When we look out at the Universe, we can only see a fraction of the matter we know must be there. In fact, for every gram's worth of atoms in the Universe, there are at least five times more invisible material called dark matter. So far scientists have failed to detect it, despite spending decades searching. However, some theories are more likely to be successful than others, here are the five candidates for particles that have the best chance; the WIMP (Weakly Interacting Massive Particle), the axion, self-interacting dark matter, exotic stars, PBH (Primordial Black Holes). Primordial Black Holes are known as the best candidates for dark matter. These black holes were made in radiation-dominated era when no baryonic matter existed, so basically they were made of non-baryonic matter due to over-density. Over the first few months of coincident measurement, the LIGO interferometers have detected gravitational waves from several mergers of black hole binaries.

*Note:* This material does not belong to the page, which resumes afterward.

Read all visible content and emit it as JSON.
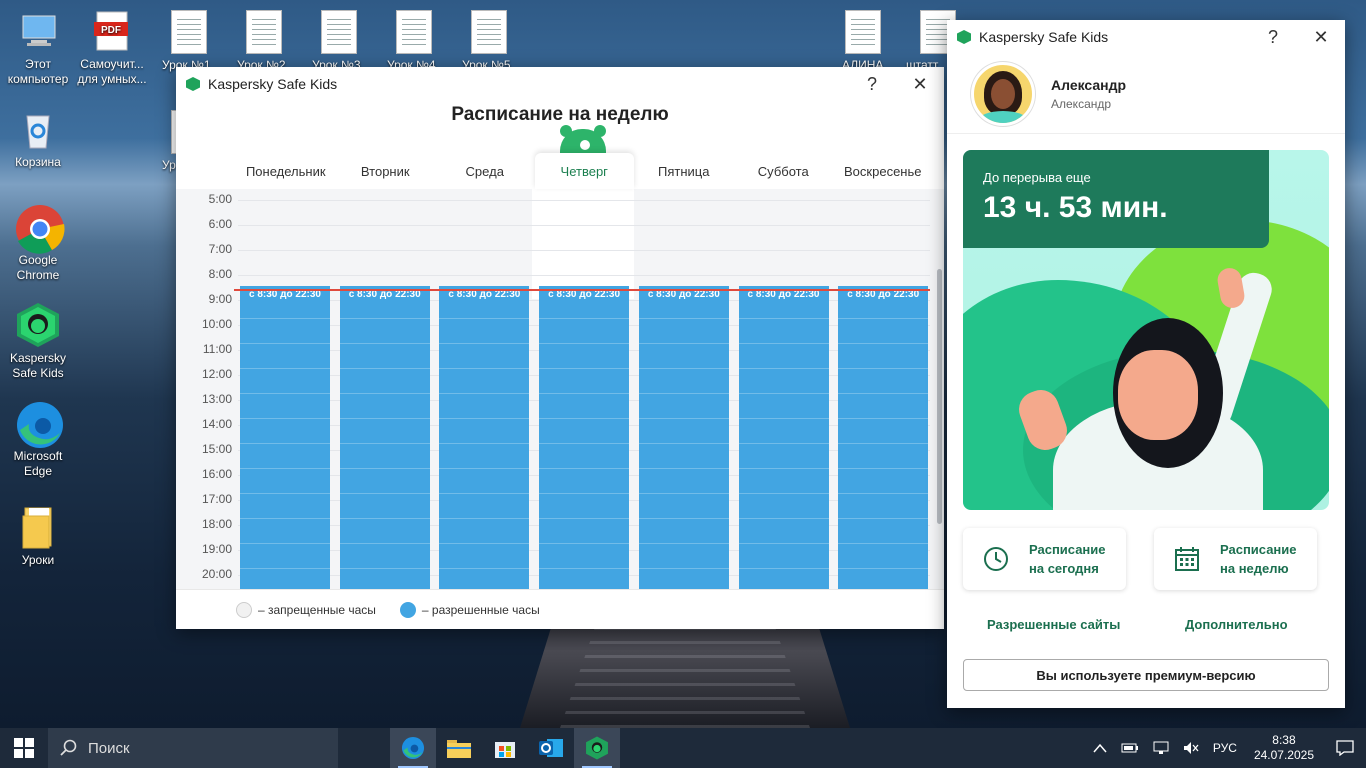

Two of these events involved the mergers of black holes with masses estimated to be near 30 M . While these may simply be the endpoints of massive stars, an alternative explanation that is tempting to consider is that these are primordial black holes (PBHs) , which are formed deep in the radiation-dominated era. This idea is especially intriguing as there remains the possibility that such PBHs could account for the dark matter (DM) in the Universe. But the question is how can we calculate these PBHs merger rate?!
For this, we will define a function called density contrast (δ), and according to spherical collapse model, regions with δ(x,t)>δ_(c )~1.686 will have collapsed to produce dark matter. Using top-hat filter as our window function we can simply calculate the variance of density field. Since we can equally label a filter by its size R or mass M, we can write σ^2 (R)=σ^2 (M), the latter is mass variance. We are also able to relate mass variance to Gaussian random field δ(x). according to spherical collapse model, regions in the linear density field with δ>δ_c have collapsed to produce virialized dark matter haloes. One of the formalisms that can be used to predict halo mass functions is Press-Schechter model, in 1974 Press & Schechter postulated that the probability that δ_M>δ_c (t) is the same as the mass fraction that at time t is contained in haloes with mass greater than M. In other words, We consider Press-Schechter (PS) formalism to derive an extended mass function for primordial black holes (PBHs), considering their formation by the collapse of energy density fluctuations. Said fluctuations are assumed to obey Gaussian statistics and they are obtained from a primordial power spectrum of broken power-law form with a blue spectral index for small scales which are difficult to explain by stellar collapse.
Then we define Press-Schechter mass function which is the number of haloes with mass in range [M, M+dM ] per volume. Merger rate is then proportional to the integral of mass function.